Each of those has an expected return with an expected volatility. Volatility is one way to measure risk of an investment. Because retirement is 20-30 year planning, time mitigates some of the market risks and other risks (the risks go away with time is what history shows). And because retirement is a gray area, if you plan to retire at 62, then have to wait until 65 (3 more years) that is not a terrible consequence to missing a calculation or taking on a too much risk.
For a house, my suggestion is no more than 5% equities for every year out on the purchase, and no more than 10% bonds for every year out on the purchase. Balance in cash based investments like CDs and money markets.
Meaning if you want to buy in 10 years, no more than 50% equities and 100% bonds would be OK. At year 5, you want no more than 25% equities and no more than 50% bonds (meaning start to move money to cash)
at year 1 you want no more than 5% equities and no more than 10% bonds (85% of money you need within 1 year needs to be cash).
I am sure there are more details on shifting assets from equities to bonds and from bonds to cash, my thought is when you have a specific timetable on something... "I want a house in 7 years" or "I want a car in 4 years" or "My kid is going to college in 6 years", you should not RISK the money to chase return with a specific timetable... could you imagine telling a kid, wait 6 years for college because the investments tanked?
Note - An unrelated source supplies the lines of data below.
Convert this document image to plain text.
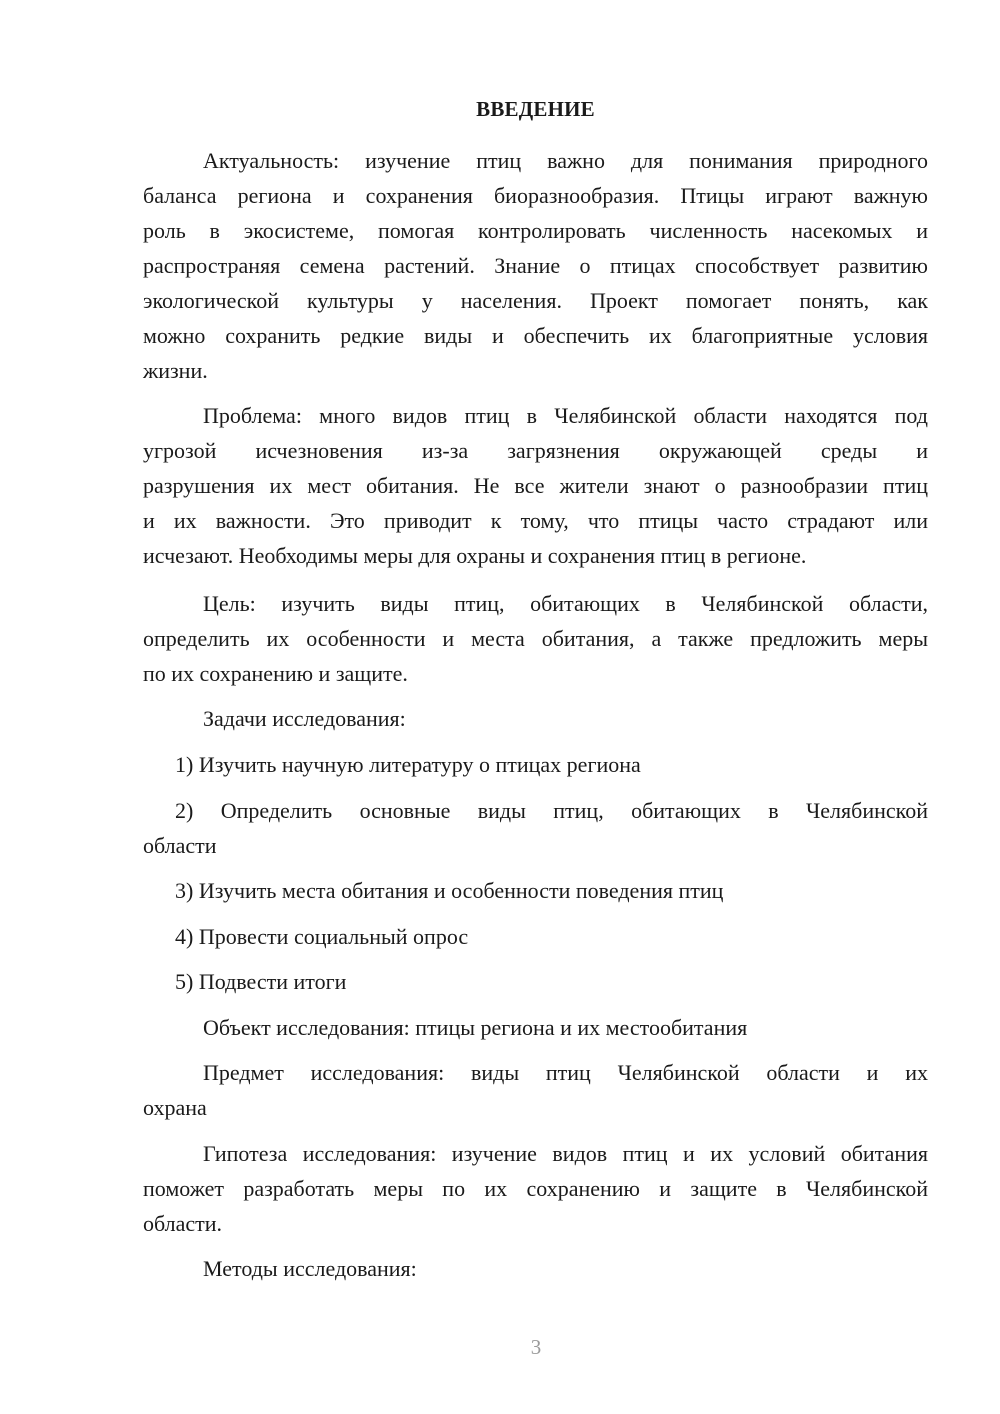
ВВЕДЕНИЕ
Актуальность: изучение птиц важно для понимания природного
баланса региона и сохранения биоразнообразия. Птицы играют важную
роль в экосистеме, помогая контролировать численность насекомых и
распространяя семена растений. Знание о птицах способствует развитию
экологической культуры у населения. Проект помогает понять, как
можно сохранить редкие виды и обеспечить их благоприятные условия
жизни.
Проблема: много видов птиц в Челябинской области находятся под
угрозой исчезновения из-за загрязнения окружающей среды и
разрушения их мест обитания. Не все жители знают о разнообразии птиц
и их важности. Это приводит к тому, что птицы часто страдают или
исчезают. Необходимы меры для охраны и сохранения птиц в регионе.
Цель: изучить виды птиц, обитающих в Челябинской области,
определить их особенности и места обитания, а также предложить меры
по их сохранению и защите.
Задачи исследования:
1) Изучить научную литературу о птицах региона
2) Определить основные виды птиц, обитающих в Челябинской
области
3) Изучить места обитания и особенности поведения птиц
4) Провести социальный опрос
5) Подвести итоги
Объект исследования: птицы региона и их местообитания
Предмет исследования: виды птиц Челябинской области и их
охрана
Гипотеза исследования: изучение видов птиц и их условий обитания
поможет разработать меры по их сохранению и защите в Челябинской
области.
Методы исследования:
3
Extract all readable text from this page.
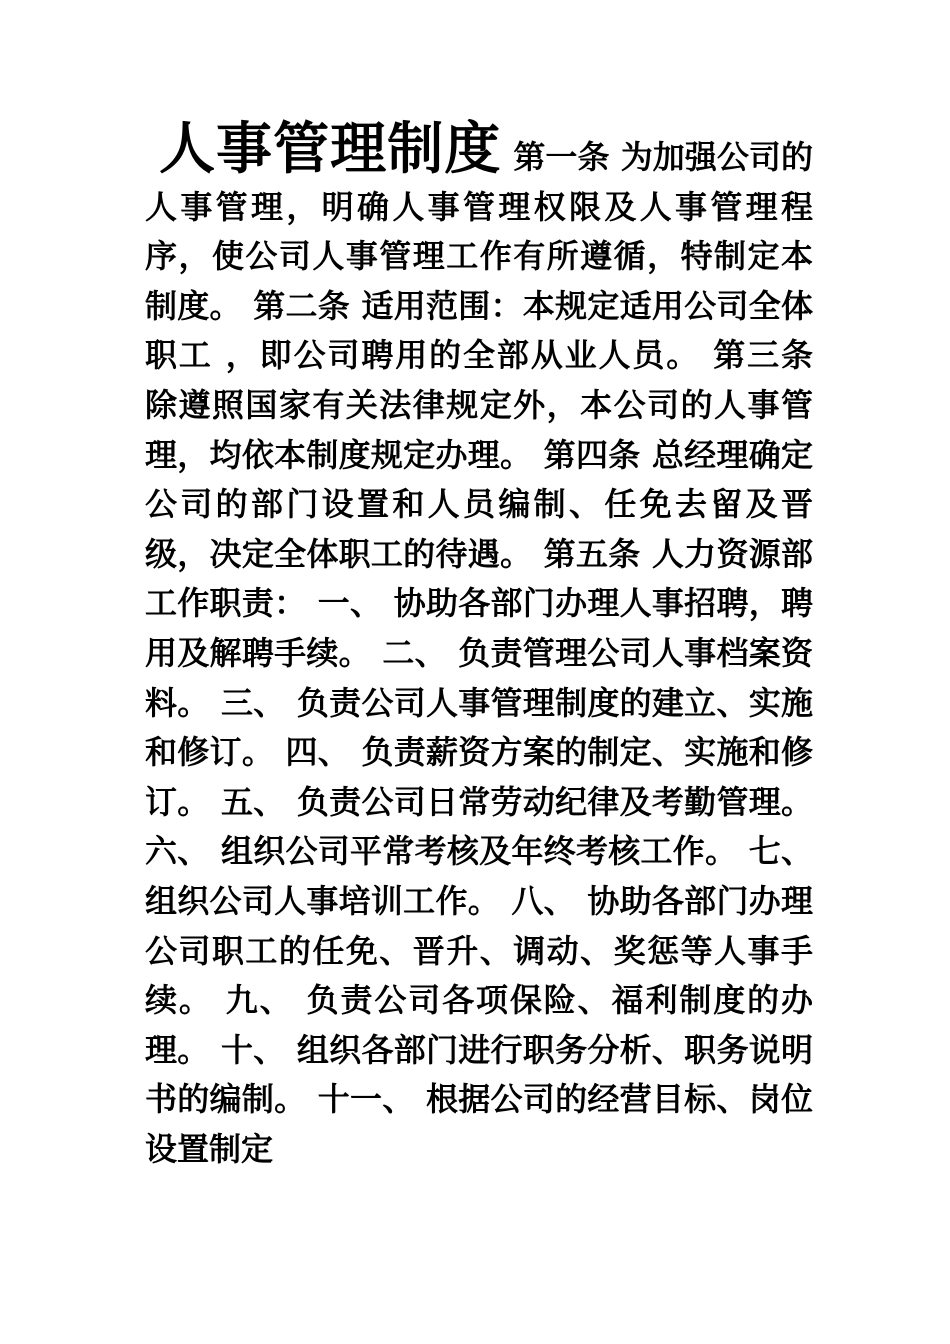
人事管理制度 第一条 为加强公司的人事管理，明确人事管理权限及人事管理程序，使公司人事管理工作有所遵循，特制定本制度。 第二条 适用范围：本规定适用公司全体职工 ，即公司聘用的全部从业人员。 第三条 除遵照国家有关法律规定外，本公司的人事管理，均依本制度规定办理。 第四条 总经理确定公司的部门设置和人员编制、任免去留及晋级，决定全体职工的待遇。 第五条 人力资源部工作职责： 一、 协助各部门办理人事招聘，聘用及解聘手续。 二、 负责管理公司人事档案资料。 三、 负责公司人事管理制度的建立、实施和修订。 四、 负责薪资方案的制定、实施和修订。 五、 负责公司日常劳动纪律及考勤管理。 六、 组织公司平常考核及年终考核工作。 七、 组织公司人事培训工作。 八、 协助各部门办理公司职工的任免、晋升、调动、奖惩等人事手续。 九、 负责公司各项保险、福利制度的办理。 十、 组织各部门进行职务分析、职务说明书的编制。 十一、 根据公司的经营目标、岗位设置制定
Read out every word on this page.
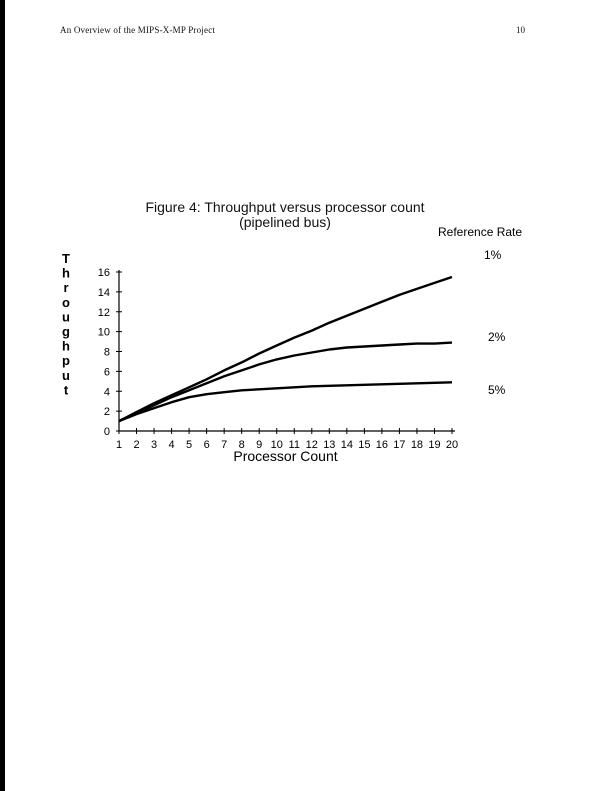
An Overview of the MIPS-X-MP Project	10
Figure 4: Throughput versus processor count
(pipelined bus)
0
2
4
6
8
10
12
14
16
1 2 3 4 5 6 7 8 9 10 11 12 13 14 15 16 17 18 19 20
Processor Count
T
h
r
o
u
g
h
p
u
t
Reference Rate
1%
2%
5%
The timetable on college is finite, so take little risk with the money if the timetable is very specific. And because the time periods are so short, the power of compounding will have less impact on total amount available.
If you set aside 40k for a house over a 5 year period, the difference between a 3% interest rate and 7% return in a mutual fund is minimal.
3% gives you $43,747
7% gives you $49,226
is that $49k going to get you a better house than 43k? Might be one upgrade in kitchen or bathroom. Maybe... so difference over a short time period is little even though return of one investment is much more than the other...
the downside... to get 7% return, you will need to take on much more risk to principal, and its possible the 49k you project is actually 39k or 29k because market can take away over 5 years as much as it gives you (if 2008 and 2009 are any indication, I would not want savings for a house in stocks for a 2011 purchase for example).
If you want moderate risk, there is an asset class of moderate risk mutual funds. I own one called PRPFX. If you were saving for something with a 10 year timeframe, it is a fund worth considering in a taxable account.